If you like aquatic macroinvertebrates (river bugs), here are some “back of the envelope” calculations that may amuse you.
The UMOWA 2015 Macroinvertebrate Monitoring Report reported that the greatest density of macroinvertebrates occurred between the Dam and Craig. The density of macroinvertebrates averaged about 12,000 individuals per square meter.
The distance from the Dam to Craig is about 7.8 miles (12,553 meters). The average wetted channel width is roughly 100 m on this stretch of river.
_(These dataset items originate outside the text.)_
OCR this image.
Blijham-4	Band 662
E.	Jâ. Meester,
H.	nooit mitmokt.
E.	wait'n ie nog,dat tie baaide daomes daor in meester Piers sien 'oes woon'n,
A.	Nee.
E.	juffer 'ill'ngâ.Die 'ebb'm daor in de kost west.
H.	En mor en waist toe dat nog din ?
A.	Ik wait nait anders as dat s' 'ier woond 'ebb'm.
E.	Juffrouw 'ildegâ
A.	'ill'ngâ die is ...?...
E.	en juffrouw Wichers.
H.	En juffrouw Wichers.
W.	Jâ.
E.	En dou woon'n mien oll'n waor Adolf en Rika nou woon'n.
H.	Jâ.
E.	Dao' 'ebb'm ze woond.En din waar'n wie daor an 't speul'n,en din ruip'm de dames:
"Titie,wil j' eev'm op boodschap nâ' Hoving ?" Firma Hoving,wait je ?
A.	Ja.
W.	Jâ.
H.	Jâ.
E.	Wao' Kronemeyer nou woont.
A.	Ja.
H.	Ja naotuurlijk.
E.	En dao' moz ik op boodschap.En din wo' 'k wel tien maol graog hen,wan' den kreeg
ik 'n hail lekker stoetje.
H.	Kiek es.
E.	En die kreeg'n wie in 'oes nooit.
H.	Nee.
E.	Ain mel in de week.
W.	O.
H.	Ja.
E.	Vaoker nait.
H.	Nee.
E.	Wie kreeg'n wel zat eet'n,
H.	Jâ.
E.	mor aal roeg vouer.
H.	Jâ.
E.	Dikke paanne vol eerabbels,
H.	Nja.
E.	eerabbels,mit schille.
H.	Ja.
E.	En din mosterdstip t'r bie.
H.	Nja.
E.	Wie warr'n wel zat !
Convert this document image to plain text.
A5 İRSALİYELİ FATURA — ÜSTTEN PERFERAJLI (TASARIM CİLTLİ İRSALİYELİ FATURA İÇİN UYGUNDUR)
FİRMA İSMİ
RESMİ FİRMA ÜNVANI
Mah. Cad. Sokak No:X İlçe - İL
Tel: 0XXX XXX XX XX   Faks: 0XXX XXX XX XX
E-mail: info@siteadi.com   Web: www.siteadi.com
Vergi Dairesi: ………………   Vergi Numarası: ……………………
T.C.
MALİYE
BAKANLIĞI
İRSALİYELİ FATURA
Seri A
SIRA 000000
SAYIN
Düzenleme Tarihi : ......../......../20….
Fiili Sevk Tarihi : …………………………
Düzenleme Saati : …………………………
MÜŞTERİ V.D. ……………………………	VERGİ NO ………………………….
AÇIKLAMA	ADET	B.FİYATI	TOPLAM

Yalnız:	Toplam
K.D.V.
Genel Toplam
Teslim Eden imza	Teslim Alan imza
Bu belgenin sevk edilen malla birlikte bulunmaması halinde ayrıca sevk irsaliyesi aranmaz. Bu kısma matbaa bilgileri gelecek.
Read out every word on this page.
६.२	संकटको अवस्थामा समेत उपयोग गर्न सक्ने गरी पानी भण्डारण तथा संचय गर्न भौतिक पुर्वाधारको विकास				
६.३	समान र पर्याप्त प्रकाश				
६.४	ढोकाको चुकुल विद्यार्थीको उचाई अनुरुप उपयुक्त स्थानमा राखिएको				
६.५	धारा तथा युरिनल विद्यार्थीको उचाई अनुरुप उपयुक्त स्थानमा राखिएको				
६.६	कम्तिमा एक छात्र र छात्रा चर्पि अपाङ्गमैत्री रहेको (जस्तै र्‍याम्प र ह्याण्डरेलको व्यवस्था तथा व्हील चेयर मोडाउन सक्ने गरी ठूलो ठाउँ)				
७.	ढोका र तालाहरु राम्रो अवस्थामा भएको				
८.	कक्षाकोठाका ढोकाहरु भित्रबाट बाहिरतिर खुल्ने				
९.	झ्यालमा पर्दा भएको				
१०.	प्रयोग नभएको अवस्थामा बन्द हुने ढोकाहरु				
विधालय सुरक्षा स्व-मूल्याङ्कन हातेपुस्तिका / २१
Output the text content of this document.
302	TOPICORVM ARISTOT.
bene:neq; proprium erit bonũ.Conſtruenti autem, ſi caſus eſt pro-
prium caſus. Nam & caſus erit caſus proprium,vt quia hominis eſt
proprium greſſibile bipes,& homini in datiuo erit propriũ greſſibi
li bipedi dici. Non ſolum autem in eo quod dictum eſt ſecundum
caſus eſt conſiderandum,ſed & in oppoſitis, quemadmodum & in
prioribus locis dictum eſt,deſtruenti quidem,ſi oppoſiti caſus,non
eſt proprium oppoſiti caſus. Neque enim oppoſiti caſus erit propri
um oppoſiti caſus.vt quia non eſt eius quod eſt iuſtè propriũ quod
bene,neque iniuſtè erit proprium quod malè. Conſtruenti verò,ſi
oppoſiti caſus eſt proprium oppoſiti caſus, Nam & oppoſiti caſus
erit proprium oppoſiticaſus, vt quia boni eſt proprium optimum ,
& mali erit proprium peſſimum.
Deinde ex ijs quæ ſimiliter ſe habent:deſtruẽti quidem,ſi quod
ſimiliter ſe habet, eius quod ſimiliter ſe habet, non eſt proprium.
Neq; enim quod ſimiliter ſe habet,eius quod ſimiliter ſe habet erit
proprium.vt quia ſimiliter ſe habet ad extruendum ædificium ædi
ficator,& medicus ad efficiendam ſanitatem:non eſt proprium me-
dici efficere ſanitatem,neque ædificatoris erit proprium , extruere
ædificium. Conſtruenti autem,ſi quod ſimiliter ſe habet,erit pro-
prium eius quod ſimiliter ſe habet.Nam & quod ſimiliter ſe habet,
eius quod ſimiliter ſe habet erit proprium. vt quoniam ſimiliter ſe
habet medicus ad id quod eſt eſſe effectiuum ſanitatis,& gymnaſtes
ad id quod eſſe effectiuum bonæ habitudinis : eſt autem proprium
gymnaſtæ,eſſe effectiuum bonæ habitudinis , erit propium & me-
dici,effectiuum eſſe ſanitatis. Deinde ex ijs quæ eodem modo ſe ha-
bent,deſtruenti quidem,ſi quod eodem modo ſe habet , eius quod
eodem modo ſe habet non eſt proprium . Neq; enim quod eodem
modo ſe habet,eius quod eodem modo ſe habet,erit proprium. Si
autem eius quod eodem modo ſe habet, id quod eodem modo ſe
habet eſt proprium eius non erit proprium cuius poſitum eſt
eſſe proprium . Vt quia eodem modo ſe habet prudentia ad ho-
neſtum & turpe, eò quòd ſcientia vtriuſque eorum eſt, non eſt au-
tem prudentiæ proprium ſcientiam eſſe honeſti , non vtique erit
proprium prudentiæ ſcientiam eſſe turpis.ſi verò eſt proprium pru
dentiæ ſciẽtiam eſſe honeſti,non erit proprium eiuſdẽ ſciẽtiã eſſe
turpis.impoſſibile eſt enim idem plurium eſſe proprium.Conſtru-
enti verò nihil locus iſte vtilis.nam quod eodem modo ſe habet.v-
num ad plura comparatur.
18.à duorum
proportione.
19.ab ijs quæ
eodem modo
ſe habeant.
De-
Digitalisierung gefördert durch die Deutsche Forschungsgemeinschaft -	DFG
If we multiply these two numbers, we get an idea of the area of the riverbed above town: 12,553 m x 100 m = 1,255,300 square meters of river bottom between the Dam and Craig.
We can then multiply this number by the average number of macroinvertebrates per square meter of river bottom (12,000 individuals per square meter) to get a rough guess of the total number of bugs between the Dam and Craig: 1,255,300 square meters x 12,000 individuals per square meter = 15,063,600,000 individual bugs between the Dam and Craig.
So between the Dam and Craig there are about 15 billion individual bugs.
The most recent MT FWP trout surveys reported that on the Craig stretch of the Missouri River there were 4,073 Rainbows and 433 Browns greater than 10 inches per mile. If we combine these two numbers, then there were 4,506 trout per mile of river around Craig. We can multiply this number by the 7.8 miles of river between the Dam and Craig to get a guess of the total number of trout between the Dam and Craig: 4,506 trout per mile x 7.8 miles = 35,147 total trout greater than 10″ between the Dam and Craig.
If there are 15,063,600,000 individual bugs and 35,147 trout, then there are approximately 428,588 bugs per trout. Now of course, these numbers are very rough and not all of the bugs are available to the trout at all times.
So if you want to impress some trout bum chicks…don’t use this information as a catalyst to the second drift boat date!
What’s the point of all this math? I don’t really have one, other than it’s kind of amazing that the flies on the ends of our lines get noticed at all with so many natural bugs around. But they do. And that’s pretty cool.